Metastases on presentation.
PCR was performed on 40 ng of neoplastic and control DNA following established protocols.10 The forward primer was end-labeled with gamma 32P-ATP (Amersham Cooperation, Arlington Heights, IL) for each microsatellite. A single PCR machine, model PTC-150 (MJ Research, Inc., Watertown, MA) was used throughout this analysis.
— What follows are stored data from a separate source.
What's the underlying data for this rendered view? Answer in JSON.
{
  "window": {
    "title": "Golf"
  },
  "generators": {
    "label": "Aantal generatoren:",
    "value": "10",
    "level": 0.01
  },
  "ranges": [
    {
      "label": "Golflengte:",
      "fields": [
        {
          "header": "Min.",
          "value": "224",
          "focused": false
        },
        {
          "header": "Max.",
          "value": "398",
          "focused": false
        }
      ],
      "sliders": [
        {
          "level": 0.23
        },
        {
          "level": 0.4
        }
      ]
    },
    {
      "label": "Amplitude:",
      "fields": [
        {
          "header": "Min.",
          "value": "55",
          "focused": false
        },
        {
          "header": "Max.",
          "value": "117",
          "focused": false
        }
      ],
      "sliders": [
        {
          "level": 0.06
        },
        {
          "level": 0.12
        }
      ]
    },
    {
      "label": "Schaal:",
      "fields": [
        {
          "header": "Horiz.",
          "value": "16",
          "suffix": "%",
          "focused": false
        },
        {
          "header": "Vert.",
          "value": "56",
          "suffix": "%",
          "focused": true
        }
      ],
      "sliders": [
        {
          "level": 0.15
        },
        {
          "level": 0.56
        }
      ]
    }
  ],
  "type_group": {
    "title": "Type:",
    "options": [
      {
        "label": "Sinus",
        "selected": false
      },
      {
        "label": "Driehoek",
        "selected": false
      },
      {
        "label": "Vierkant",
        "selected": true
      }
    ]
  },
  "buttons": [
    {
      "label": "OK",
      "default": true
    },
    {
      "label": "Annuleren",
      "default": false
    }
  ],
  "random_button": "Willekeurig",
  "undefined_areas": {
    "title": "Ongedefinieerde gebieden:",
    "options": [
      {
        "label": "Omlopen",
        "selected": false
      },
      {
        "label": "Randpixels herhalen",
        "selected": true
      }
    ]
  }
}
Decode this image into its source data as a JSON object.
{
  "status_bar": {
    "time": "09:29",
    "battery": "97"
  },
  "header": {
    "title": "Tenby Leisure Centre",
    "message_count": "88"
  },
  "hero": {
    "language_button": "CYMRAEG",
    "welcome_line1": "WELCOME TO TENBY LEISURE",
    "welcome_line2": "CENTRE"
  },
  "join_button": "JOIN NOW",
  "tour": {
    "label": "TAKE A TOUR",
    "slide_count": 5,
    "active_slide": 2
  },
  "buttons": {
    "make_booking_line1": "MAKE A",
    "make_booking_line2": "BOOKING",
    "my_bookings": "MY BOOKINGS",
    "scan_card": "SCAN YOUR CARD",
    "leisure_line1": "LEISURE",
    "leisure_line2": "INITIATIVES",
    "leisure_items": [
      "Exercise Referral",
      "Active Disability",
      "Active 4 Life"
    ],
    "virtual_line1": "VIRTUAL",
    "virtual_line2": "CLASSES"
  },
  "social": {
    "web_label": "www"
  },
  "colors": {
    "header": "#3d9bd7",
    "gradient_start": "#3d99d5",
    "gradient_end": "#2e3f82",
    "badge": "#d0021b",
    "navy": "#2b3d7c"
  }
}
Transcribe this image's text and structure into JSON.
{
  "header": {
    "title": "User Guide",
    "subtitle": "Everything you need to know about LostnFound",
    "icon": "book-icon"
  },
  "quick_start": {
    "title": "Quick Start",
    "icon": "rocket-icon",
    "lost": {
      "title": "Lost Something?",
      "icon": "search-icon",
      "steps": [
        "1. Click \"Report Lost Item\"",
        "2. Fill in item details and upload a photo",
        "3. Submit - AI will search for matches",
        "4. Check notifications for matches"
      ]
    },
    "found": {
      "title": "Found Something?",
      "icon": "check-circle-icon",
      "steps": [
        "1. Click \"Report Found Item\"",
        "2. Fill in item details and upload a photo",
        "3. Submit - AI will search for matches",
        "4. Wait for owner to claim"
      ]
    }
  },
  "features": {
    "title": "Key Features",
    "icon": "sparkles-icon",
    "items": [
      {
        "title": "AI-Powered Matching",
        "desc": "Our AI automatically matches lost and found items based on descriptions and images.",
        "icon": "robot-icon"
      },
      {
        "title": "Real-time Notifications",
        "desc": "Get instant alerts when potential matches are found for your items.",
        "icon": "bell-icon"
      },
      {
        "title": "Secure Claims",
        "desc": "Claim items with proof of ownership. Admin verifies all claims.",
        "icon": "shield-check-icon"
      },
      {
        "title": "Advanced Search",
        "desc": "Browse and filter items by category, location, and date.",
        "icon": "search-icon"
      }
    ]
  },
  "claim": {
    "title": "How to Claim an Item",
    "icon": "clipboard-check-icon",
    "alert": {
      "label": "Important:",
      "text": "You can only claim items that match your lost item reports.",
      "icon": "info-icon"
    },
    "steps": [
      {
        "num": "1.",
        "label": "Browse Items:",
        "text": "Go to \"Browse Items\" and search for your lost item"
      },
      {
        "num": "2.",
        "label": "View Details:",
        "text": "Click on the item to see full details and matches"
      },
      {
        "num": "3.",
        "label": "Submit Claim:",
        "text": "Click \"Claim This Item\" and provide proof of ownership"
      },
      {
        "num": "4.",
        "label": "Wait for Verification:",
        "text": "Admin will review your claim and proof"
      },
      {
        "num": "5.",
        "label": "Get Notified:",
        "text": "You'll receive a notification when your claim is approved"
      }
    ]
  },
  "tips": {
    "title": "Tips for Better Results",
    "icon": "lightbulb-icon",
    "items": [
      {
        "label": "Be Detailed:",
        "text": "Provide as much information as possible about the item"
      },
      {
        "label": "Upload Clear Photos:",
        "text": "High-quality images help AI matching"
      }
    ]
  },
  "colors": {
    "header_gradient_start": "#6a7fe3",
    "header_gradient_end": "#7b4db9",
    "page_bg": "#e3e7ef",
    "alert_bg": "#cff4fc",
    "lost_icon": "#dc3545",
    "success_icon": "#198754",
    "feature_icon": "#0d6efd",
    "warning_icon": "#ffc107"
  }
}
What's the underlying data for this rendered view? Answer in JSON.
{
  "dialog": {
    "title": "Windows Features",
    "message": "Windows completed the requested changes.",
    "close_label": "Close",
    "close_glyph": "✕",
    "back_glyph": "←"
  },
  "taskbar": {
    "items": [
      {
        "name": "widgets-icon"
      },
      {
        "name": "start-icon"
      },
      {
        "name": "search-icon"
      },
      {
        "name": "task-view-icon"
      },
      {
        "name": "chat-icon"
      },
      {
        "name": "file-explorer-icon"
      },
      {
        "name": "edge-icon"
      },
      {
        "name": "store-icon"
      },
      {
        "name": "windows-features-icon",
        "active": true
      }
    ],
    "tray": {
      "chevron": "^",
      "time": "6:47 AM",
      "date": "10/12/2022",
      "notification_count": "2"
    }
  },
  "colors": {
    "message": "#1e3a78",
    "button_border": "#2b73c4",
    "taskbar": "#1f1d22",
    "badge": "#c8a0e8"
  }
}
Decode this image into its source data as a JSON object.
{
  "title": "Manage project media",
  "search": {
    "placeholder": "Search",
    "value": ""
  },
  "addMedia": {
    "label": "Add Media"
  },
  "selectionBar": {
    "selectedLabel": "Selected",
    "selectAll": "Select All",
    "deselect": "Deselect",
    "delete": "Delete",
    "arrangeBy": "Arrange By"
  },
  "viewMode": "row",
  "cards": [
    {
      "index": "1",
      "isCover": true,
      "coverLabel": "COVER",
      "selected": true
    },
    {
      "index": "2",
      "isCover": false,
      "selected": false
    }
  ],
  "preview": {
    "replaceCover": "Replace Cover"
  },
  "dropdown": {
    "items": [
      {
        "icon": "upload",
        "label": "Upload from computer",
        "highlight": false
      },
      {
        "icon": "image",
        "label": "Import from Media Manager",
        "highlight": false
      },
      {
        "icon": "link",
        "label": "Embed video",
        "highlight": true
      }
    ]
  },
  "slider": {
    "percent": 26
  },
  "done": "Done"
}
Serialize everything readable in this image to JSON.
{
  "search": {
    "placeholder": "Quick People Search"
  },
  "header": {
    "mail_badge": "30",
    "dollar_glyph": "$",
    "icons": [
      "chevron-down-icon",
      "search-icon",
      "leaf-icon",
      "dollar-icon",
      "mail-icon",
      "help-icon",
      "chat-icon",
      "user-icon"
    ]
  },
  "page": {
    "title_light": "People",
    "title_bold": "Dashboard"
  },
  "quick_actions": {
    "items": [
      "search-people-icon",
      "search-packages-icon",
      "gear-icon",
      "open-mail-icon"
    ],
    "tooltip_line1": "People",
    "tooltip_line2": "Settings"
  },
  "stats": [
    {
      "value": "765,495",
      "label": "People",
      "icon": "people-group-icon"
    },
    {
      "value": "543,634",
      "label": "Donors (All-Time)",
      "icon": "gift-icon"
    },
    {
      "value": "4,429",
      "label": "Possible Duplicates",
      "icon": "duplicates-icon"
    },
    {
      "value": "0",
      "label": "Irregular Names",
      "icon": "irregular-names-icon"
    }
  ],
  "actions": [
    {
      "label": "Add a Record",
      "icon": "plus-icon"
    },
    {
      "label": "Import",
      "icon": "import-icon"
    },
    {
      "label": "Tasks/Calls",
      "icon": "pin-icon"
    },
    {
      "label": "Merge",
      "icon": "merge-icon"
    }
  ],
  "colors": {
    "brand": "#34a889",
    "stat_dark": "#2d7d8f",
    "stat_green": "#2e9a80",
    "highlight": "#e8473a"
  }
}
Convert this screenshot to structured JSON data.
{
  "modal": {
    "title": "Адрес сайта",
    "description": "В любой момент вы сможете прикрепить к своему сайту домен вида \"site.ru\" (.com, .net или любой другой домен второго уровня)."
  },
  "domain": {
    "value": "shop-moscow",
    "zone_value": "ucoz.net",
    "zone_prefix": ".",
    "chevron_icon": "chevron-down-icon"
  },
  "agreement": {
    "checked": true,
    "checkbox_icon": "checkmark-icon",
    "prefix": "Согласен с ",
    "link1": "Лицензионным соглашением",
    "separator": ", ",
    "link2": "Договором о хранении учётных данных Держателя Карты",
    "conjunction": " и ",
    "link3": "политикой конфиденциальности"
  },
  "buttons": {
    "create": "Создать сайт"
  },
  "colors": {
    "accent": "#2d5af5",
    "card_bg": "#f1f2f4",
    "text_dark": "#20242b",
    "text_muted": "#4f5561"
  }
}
The 10-μL reaction mixture contained 1.25 mM dNTP, 12 mM MgCl2, 10x Taq buffer, Taq DNA polymerase, nuclease-free water, 2 μm forward and reverse oligonucleotide primers, and 0.4 μm end-labeled forward primer. End-labeling was carried out in a 0.6-mL Eppendorf tube with nuclease-free water, 5x kinase buffer, 2 μm forward primer, gamma 32P-ATP, and T4 polynucleotide kinase (Promega, Madison, WI). Previous experience has shown that conditions for PCR vary depending on which primer is used. For example, primer D11S861 was cycled at 25 step cycles with 1 minute at 94°C, 2 minutes at 55°C, 2.5 minutes at 72°C, and 10 minutes at 72°C. Primer 17S786 underwent 27 step cycles with 1 minute at 94°C, 2 minutes at 57°C, and 2 minutes at 72°C followed by 10 minutes at 72°C. Primer DM was cycled at 35 step cycles with 30 seconds at 94°C, 75 seconds at 60°C, 15 seconds at 72°C, and 6 minutes at 72°C. All other primers were cycled at 26 step cycles with 30 seconds at 94°C, 75 seconds at the respective annealing temperature, 15 seconds at 72°C, and 6 minutes at 72°C with the annealing temperatures as follows: D1S158—60°C; D5S107—55°C; D7S594—58°C; D11S904—55°C; D13S170—55°C; and vWF-TNR—50°C. At the conclusion of PCR, 1.5 μL of sample was added to an Eppendorf tube containing 3 μL of stop solution (250 1 of bromphenol blue xylene cyanole dye and 1 mL of formamide). These samples were then denatured for 7 minutes at 95°C.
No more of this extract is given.